In this article we will discuss about the Mechanism and Importance of Anaerobic Respiration in Plants.
Mechanism of Anaerobic Respiration:
It is the process of release of energy in enzymatically controlled step-wise incomplete degradation of organic food without oxygen being used as oxidant.
Therefore, end products are never completely inorganic. The term anaerobic respiration is often used in connection with higher organisms where it occurs in the roots of some water-logged plants, muscles of animals and as supplementary mode of respiration in massive tissues.
Anaerobic respiration is the exclusive mode of respiration in some parasitic worms, many prokaryotes, several unicellular eukaryotes and moulds. In micro-organisms the term fermentation is more commonly used where anaerobic respiration is known after the name of product like alcoholic fermentation, lactic acid fermentation.
Carbon dioxide is evolved in some cases. It gives a frothy appearance (L. fermentum — to boil) to the medium.
Buchner (1897) was the first to find that fermentation could be caused without the living yeast cells by grinding them under pressure and mixing the extract with sugary solution. The enzyme complex present in the extract was named as zymase.
Because of the latter, fermentation is also called zymosis. Commonly, fermentation is defined as the anaerobic breakdown of carbohydrates and other organic compounds into alcohols, organic acids, gases, etc. with the help of micro-organisms or their enzymes.
The mechanism of anaerobic respiration or fermentation is similar to common pathway of aerobic respiration up to glycolysis. Glycolysis breaks down glucose enzymatically in several steps to form two molecules of pyruvate, 2 ATP and 2 NADH (+H+). Pyruvate is anaerobically broken down to yield various products depending upon the organism and the type of tissue.
The two common products are ethyl alcohol and lactic acid.
1. Ethyl Alcohol Fermentation (Fig. 14.9):
It is quite common in fungi (e.g., Rhizopus, Yeast) and bacteria. Yeast can respire both aerobically and anaerobically.
Anaerobic respiration occurs in sugary solution if the fungus is not in contact with atmosphere. It causes fermentation. In the presence of pyruvate decarboxylase and TPP (thiamine pyrophosphate), pyruvate is broken down to form acetaldehyde. Carbon dioxide is released.
Acetaldehyde is reduced to ethyl alcohol or ethanol by alcohol dehydrogenase. Hydrogen is obtained from NADH produced during oxidation of glyceraldehyde 3-phosphate to 1: 3 diphosphoglycerate in glycolysis.
Ethyl alcohol does not stay inside microorganisms but is excreted. Accumulation of alcohol beyond a certain limit can, however, kill the microorganism (e.g., 13% in yeast). A higher concentration of alcohol in a beverage is achieved through distillation.

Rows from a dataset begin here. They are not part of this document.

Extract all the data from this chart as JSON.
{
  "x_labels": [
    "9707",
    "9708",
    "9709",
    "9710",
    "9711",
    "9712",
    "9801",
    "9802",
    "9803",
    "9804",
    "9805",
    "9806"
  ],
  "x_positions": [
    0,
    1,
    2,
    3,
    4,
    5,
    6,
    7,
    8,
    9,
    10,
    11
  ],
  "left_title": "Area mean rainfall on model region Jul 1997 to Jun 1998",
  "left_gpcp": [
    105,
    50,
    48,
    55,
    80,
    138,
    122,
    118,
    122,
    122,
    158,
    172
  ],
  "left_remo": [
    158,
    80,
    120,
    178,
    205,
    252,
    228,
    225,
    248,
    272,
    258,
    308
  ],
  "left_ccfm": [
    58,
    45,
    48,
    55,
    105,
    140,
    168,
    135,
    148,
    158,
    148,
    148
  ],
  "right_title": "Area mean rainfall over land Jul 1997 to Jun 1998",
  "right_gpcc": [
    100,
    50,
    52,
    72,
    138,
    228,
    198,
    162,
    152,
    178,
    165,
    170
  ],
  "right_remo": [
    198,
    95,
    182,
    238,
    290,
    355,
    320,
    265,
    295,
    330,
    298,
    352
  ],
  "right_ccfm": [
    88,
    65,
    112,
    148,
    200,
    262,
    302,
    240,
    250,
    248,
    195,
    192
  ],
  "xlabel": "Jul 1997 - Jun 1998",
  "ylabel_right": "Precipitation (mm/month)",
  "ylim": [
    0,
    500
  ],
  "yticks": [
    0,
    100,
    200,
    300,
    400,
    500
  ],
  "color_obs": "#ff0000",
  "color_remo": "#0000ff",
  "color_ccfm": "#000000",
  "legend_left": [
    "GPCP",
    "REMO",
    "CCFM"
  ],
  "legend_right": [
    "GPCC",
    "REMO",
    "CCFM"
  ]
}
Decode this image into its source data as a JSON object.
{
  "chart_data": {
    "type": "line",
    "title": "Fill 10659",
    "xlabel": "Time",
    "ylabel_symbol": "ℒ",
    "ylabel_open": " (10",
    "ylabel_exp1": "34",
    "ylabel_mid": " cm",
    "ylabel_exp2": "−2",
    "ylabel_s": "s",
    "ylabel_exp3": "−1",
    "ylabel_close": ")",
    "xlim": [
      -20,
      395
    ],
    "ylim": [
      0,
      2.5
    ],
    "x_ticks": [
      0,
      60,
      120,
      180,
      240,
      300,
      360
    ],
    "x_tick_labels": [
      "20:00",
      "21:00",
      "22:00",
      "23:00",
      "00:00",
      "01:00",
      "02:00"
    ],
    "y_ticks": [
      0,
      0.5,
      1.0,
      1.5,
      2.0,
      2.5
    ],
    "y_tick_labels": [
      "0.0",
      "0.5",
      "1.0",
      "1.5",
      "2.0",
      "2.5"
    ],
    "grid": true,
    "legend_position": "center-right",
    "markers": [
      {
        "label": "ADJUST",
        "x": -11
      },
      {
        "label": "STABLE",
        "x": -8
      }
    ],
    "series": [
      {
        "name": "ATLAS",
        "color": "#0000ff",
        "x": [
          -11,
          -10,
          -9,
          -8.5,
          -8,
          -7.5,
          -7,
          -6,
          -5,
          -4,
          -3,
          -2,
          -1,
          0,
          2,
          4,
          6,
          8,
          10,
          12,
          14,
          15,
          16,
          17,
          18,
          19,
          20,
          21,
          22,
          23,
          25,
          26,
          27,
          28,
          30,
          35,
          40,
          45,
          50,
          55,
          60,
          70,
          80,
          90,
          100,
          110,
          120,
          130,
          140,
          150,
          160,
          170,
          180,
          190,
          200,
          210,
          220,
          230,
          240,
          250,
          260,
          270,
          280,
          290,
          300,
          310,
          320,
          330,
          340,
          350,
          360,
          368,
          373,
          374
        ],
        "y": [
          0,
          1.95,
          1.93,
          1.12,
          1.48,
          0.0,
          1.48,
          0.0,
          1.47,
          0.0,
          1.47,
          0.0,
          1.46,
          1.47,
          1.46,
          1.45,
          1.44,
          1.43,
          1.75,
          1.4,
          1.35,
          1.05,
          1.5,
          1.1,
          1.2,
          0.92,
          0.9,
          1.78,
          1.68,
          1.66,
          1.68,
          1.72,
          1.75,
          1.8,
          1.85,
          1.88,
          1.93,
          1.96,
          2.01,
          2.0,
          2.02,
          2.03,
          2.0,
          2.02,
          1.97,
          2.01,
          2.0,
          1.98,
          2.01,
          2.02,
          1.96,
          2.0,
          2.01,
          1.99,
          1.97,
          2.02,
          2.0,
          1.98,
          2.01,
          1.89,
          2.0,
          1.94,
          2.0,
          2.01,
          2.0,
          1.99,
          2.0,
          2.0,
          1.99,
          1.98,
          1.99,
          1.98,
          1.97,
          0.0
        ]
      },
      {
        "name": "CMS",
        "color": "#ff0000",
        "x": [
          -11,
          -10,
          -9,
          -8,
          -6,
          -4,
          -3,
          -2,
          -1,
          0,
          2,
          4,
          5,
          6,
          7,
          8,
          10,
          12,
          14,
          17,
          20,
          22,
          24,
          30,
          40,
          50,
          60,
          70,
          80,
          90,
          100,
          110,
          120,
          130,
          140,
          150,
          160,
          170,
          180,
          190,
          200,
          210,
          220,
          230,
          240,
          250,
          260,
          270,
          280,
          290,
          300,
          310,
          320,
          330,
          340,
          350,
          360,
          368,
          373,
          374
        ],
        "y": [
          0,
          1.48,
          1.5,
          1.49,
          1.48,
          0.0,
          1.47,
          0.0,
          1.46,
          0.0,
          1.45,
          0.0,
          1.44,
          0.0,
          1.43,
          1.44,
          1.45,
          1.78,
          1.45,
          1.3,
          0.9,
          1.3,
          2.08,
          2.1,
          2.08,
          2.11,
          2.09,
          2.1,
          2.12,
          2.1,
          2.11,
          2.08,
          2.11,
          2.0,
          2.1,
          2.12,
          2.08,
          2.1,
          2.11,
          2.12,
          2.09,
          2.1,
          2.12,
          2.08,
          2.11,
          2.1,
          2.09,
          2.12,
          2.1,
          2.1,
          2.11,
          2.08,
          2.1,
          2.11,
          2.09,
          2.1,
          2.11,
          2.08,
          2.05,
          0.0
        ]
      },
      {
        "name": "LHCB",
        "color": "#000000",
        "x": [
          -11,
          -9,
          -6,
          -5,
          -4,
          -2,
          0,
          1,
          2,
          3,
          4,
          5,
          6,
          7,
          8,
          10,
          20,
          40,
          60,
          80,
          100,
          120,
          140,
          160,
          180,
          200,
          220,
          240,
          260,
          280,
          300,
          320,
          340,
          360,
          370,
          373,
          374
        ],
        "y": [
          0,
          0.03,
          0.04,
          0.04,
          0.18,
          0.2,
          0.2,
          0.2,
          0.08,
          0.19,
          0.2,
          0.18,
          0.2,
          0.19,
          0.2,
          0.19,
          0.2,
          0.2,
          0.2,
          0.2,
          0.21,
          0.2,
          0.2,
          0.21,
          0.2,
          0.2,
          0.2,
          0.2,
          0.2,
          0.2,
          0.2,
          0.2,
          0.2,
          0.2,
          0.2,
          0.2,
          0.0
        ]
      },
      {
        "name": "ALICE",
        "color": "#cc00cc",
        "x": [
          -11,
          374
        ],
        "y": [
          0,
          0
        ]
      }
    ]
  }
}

2. Lactic Acid Fermentation:
The fermentation occurs in lactic acid bacteria (e.g., Lactobacillus), some fungi and muscles. Lactic acid produced in muscles is sent to liver to regenerate glucose. In lactic acid fermentation pyruvic acid produced in glycolysis is directly reduced by NADH to form lactic acid. No C02 is produced. The enzyme is lactic dehydrogenase which requires FMN (Flavin Mono-nucleotide) and Zn2+.
Anaerobic respiration produces very little energy (about 5%) as compared to aerobic respiration.
The reasons are:
(a) There is incomplete breakdown of respiratory substrate,
(b) At least one of the products of anaerobic respiration is organic. It can be further oxidised to release energy,
(c) NADH produced during glycolysis is often used up.
(d) ATP formation does not occur during regeneration of NAD+.
(e) Electron transport chain is absent,
(f) Oxygen is not used for receiving electrons and protons.
Importance of Anaerobic Respiration:
(i) Anaerobic respiration is important during periods of oxygen deficiency,
(ii) Alcoholic fermentation is used in brewing industry for the production of various types of beers, whisky and other wines,
(iii) Carbon dioxide of alcoholic fermentation is used in baking industry for making the bread spongy,
(iv) Vinegar is obtained by the fermentation activity of acetic acid bacteria,
(v) Dairy industry depends upon the action of lactic acid bacteria which convert milk sugar to lactic acid. Lactic acid coagulates the milk protein casein and the droplets of milk fat fuse,
(vi) Production of industrial alcohols and organic acids,
(vii) Tea and tobacco leaves are cured (or removed of their bitterness) and provided with a fine flavour,
(viii) Retting or separation of stem fibres is carried out with the help of bacterial fermentation of softer tissues,
(ix) Ensilage or preserved fodder is prepared by keeping green chopped fodder in silo where bacterial action causes softening and release of preserving acids,
(x) Cleaning of raw hides is a fermentative bacterial activity,
(xi) Decomposition of organic remains is carried out by fermentation. However, the fermenting organisms also spoil out food and may cause food poisoning by releasing toxins or ptomaine.